Invariant natural killer T cells (iNKT cells) can produce copious amounts of interleukin 4 (IL-4) early during infection. However, indirect evidence suggests they may produce this immunomodulatory cytokine in the steady state. Through intracellular staining for transcription factors, we have defined three subsets of iNKT cells (NKT1, NKT2 and NKT17) that produced distinct cytokines; these represented diverse lineages and not developmental stages, as previously thought. These subsets exhibited substantial interstrain variation in numbers. In several mouse strains, including BALB/c, NKT2 cells were abundant and were stimulated by self ligands to produce IL-4. In those strains, steady-state IL-4 conditioned CD8(+) T cells to become 'memory-like', increased serum concentrations of immunoglobulin E (IgE) and caused dendritic cells to produce chemokines. Thus, iNKT cell-derived IL-4 altered immunological properties under normal steady-state conditions.

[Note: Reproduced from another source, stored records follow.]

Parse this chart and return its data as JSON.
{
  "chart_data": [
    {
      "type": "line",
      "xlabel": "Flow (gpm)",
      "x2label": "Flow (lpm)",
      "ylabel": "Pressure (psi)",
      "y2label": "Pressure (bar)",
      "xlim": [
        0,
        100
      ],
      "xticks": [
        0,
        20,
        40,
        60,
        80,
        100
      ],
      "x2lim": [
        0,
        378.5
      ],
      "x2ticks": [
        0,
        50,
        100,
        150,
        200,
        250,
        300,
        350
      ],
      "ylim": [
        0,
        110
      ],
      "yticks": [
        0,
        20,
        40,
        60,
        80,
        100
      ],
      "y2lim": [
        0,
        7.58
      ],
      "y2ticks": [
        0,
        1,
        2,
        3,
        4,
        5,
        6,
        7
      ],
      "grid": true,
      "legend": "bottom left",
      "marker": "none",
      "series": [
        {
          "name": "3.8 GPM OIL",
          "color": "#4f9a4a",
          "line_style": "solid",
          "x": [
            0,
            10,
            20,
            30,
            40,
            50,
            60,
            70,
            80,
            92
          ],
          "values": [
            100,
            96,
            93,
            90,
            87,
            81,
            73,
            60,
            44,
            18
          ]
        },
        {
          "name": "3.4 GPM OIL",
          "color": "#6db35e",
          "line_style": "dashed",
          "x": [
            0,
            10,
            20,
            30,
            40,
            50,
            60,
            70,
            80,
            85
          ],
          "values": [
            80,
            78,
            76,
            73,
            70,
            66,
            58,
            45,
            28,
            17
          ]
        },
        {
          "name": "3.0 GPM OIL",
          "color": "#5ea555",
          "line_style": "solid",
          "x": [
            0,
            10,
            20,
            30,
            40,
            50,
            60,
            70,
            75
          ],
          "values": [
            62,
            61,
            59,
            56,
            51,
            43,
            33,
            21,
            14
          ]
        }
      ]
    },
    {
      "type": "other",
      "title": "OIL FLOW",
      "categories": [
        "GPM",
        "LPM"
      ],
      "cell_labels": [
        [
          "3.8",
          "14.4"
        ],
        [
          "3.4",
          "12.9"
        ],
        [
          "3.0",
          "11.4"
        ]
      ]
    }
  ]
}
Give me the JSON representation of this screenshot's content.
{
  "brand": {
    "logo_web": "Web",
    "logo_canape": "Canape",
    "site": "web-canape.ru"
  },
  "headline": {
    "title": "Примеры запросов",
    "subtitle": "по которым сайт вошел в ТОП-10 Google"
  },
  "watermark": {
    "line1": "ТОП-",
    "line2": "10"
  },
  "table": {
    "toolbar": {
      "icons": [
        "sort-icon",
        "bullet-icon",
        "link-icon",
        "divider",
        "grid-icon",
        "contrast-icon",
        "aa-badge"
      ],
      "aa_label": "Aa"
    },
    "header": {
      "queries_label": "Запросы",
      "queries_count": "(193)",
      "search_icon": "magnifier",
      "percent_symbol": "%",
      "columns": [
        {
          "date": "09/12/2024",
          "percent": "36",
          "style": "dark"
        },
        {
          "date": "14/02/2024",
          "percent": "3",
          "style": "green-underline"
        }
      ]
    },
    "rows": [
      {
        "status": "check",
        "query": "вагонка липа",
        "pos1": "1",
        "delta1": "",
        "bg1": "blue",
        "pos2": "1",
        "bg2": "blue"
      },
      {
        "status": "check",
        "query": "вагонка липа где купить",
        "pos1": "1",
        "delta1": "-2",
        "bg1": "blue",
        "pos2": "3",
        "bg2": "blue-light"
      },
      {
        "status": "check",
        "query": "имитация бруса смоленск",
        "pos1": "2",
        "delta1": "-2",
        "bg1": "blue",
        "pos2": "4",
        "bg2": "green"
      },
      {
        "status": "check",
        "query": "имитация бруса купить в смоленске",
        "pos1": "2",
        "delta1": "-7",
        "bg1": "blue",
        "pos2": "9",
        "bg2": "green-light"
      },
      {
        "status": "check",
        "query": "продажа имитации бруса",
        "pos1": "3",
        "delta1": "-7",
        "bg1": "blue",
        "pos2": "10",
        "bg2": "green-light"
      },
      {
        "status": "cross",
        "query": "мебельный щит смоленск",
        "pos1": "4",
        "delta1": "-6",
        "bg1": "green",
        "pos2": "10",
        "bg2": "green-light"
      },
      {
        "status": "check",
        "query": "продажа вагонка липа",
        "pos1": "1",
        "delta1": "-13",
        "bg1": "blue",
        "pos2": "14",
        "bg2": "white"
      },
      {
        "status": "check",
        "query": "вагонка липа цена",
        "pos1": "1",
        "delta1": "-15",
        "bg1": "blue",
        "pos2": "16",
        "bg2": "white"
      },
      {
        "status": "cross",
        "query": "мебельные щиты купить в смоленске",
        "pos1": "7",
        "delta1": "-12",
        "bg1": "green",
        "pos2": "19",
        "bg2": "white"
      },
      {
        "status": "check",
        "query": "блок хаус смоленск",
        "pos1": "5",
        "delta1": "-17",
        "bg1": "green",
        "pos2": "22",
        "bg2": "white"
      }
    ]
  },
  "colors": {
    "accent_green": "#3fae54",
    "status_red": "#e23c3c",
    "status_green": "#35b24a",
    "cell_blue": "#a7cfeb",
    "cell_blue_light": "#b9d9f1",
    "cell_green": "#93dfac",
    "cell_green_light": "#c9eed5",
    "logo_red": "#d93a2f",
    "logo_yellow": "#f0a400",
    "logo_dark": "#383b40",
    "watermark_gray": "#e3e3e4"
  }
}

固有自然杀伤 T 细胞(iNKT 细胞)在感染早期可以大量产生白细胞介素 4(IL-4)。然而,间接证据表明它们在稳态下也可能产生这种免疫调节细胞因子。通过细胞内转录因子染色,我们已经定义了产生不同细胞因子的 iNKT 细胞(NKT1、NKT2 和 NKT17)三个亚群;这些亚群代表了不同的谱系,而不是以前认为的发育阶段。这些亚群在数量上存在明显的种间差异。在包括 BALB/c 在内的几种小鼠品系中,NKT2 细胞丰富,并被自身配体刺激产生 IL-4。在这些品系中,稳态下的 IL-4 使 CD8(+)T 细胞成为“记忆样”细胞,增加了血清免疫球蛋白 E(IgE)浓度,并促使树突状细胞产生趋化因子。因此,iNKT 细胞产生的 IL-4 在正常稳态条件下改变了免疫特性。